Hydrogen is one of most promising solution for the energy transition. It can be produced through hydrolysis using excess of electricity from renewable sources. In a short-term approach, European gas operators foresee to inject part of produced hydrogen in existing natural gas network. Expected blending volumes between 10%-20% in volume in the next decade looks reasonable when looking at the technical and normative limitations.
When blending hydrogen with natural gas in the existing transmission network, physicochemical properties of the gas mixture is affected. At constant transported standard volume flows, natural gas blended with hydrogen generates less pressure drop in pipeline due to reduced friction. Consequently, existing compression equipment can cope with new mixture without any modification. In addition, though hydrogen is more difficult to compress, the compressor duty is further reduced as hydrogen content increases.
However, energy capacity per volume of hydrogen is much lower than the natural gas. When hydrogen is injected, transported volumes should be increased in order to keep the same available energy capacity at the pipeline output. In such case, it has been observed that existing compressor station can cope with hydrogen content up to 5% volume, using speed and power design margins. Above, compression equipment should be replaced.

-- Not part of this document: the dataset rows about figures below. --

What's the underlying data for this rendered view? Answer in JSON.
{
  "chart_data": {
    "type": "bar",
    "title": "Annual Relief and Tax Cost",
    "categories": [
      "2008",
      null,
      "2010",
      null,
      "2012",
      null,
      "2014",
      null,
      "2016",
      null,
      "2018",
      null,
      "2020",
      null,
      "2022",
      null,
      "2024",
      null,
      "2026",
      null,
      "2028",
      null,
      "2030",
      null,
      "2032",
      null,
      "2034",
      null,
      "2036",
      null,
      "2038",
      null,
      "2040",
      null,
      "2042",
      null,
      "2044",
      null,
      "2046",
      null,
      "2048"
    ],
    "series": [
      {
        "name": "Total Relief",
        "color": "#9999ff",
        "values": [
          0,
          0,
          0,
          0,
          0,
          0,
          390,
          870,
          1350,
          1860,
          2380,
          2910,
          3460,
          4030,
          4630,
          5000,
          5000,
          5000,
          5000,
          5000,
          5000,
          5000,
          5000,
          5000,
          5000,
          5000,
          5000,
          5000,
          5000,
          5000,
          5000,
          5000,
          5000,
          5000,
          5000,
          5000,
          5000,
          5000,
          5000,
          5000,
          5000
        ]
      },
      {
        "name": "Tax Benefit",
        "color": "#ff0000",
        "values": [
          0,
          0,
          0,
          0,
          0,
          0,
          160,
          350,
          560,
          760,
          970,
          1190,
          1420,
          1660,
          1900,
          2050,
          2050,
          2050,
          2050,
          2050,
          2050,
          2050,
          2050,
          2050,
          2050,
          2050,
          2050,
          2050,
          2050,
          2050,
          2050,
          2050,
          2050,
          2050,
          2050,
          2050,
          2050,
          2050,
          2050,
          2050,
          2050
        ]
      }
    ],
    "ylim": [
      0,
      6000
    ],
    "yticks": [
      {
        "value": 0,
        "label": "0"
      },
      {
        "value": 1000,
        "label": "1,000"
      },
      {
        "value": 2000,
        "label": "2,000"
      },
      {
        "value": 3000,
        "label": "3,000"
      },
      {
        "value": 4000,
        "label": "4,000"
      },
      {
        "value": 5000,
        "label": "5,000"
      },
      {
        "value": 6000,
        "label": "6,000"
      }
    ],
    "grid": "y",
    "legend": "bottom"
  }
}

Injection of hydrogen in existing natural gas network raises other challenges. Compatibility of hydrogen with materials used in the machine must be investigated carefully. As most of compressor stations in Europe are equipped with integrated oil free motor driven centrifugal compressors, material compatibility investigations must cover also the magnetic bearings and the motor components, as they are in direct contact with the process gas. In absence of evidence of compatibility, it is suggested to perform some experimental validations.